Dornbusch thinks this strategy will spare patients from serious side effects or “off-target” edits—unintentional cuts elsewhere in the genome that could cause problems such as cancer.
The regions targeted by the company’s Crispr therapy are also in a part of the genome that tends to stay the same even when HIV evolves. That’s important because the virus mutates rapidly, and the researchers don’t want a moving target.
This isn’t the first time scientists have tried to use gene editing in the hope of curing people with HIV, but other efforts have focused on a protective mutation in a gene called CCR5. In the 1990s, scientists found that people with this naturally occurring mutation didn’t get HIV when exposed to it. The mutation—known as delta 32—thwarts the virus’s ability to get inside immune cells. In 2009, California-based Sangamo Therapeutics used an older editing technology called zinc finger nucleases to add that protective mutation into patients’ T cells—an important part of the immune system. Those trials have had limited success.
In 2017, Chinese scientists combined Crispr with a bone marrow transplant in an attempt to cure a patient with HIV and leukemia. In a typical transplant, donor stem cells are transferred to a recipient to replace their cancerous blood cells. These cells go on to form new, healthy blood cells. To also address the patient’s HIV, researchers edited the donor stem cells with Crispr to disable CCR5. But after the transplant, only a small percentage of the patient’s bone marrow cells ended up with the desired edit.
Then in 2018, Chinese scientist He Jiankui used Crispr to edit the CCR5 mutation into the genomes of twin baby girls to make them resistant to HIV. Fraught with ethical violations, the experiment was widely condemned by scientists. He’s research was suspended by the Chinese government, and he served a three-year prison sentence. While the twins were born healthy, only some of their cells were successfully edited, meaning the girls might in fact not be immune to HIV.

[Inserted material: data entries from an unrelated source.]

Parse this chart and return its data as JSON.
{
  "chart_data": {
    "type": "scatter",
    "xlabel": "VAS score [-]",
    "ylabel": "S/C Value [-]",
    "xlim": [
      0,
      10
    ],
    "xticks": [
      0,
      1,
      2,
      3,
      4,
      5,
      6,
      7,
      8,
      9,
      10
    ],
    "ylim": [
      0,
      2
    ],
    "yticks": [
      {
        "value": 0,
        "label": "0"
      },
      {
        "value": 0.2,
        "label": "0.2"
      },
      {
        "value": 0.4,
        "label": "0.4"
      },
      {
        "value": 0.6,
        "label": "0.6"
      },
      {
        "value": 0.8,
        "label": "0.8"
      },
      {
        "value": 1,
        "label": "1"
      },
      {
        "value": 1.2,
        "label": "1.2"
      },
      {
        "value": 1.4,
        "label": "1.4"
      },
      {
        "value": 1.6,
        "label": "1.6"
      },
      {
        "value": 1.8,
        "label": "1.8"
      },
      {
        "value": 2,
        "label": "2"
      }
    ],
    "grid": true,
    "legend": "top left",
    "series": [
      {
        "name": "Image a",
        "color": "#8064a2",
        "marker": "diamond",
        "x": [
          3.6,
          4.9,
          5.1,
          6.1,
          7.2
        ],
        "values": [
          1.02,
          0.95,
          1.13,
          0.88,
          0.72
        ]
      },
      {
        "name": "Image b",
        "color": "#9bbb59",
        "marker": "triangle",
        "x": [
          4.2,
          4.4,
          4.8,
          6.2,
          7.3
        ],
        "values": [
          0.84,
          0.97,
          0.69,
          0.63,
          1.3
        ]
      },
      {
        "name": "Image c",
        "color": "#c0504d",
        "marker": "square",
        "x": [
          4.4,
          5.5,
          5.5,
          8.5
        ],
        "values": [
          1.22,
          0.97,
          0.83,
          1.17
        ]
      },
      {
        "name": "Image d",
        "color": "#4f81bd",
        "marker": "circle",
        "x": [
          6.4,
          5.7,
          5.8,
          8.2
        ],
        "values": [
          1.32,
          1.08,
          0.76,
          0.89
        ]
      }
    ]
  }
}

As of 2022, two people have now been cured of HIV after receiving bone marrow transplants from donors with the CCR5. Known as the Berlin patient and the London patient, both had cancer and received transplants to treat their disease. But these transplants aren’t a viable option for most people—they’re highly risky, and donors with the delta 32 mutation are scarce. But a third person was declared cured of HIV earlier this year after she received a new type of transplant involving umbilical cord blood.
The Excision trial will eventually enroll nine participants and test three dosage amounts to determine which is most effective. Investigators will measure each person’s viral load and CD4 count before receiving the therapy and after they stop taking antiretroviral drugs. The ultimate goal is to get viral loads down to an undetectable level—that is, less than 200 copies of HIV per milliliter of blood. At this level, HIV can’t be passed on through sex.
The challenge for Excision will be getting Crispr to enough cells to bring HIV down to undetectable levels. The company is using an engineered virus to shuttle the gene-editing components to patients’ HIV-infected CD4 cells. But so far, there’s little human data on how well Crispr works when it’s delivered directly to the body. “It’s possible that you get the virus to such low levels that if a person’s immune system were intact, they might be able to keep the virus at bay such that they don’t have to take antiretroviral therapy anymore,” says Rowena Johnston, vice president of research for amfAR, the Foundation for AIDS.
And even though these drugs are very effective, Johnston says, many people would rather be completely free of the virus. A single Crispr infusion—if it works—would eliminate the need for daily pills. “People with HIV still live with a lot of stigma and internalized shame,” she says. “I think a cure is something that addresses that much better than lifelong therapy, regardless of how easy that therapy becomes.”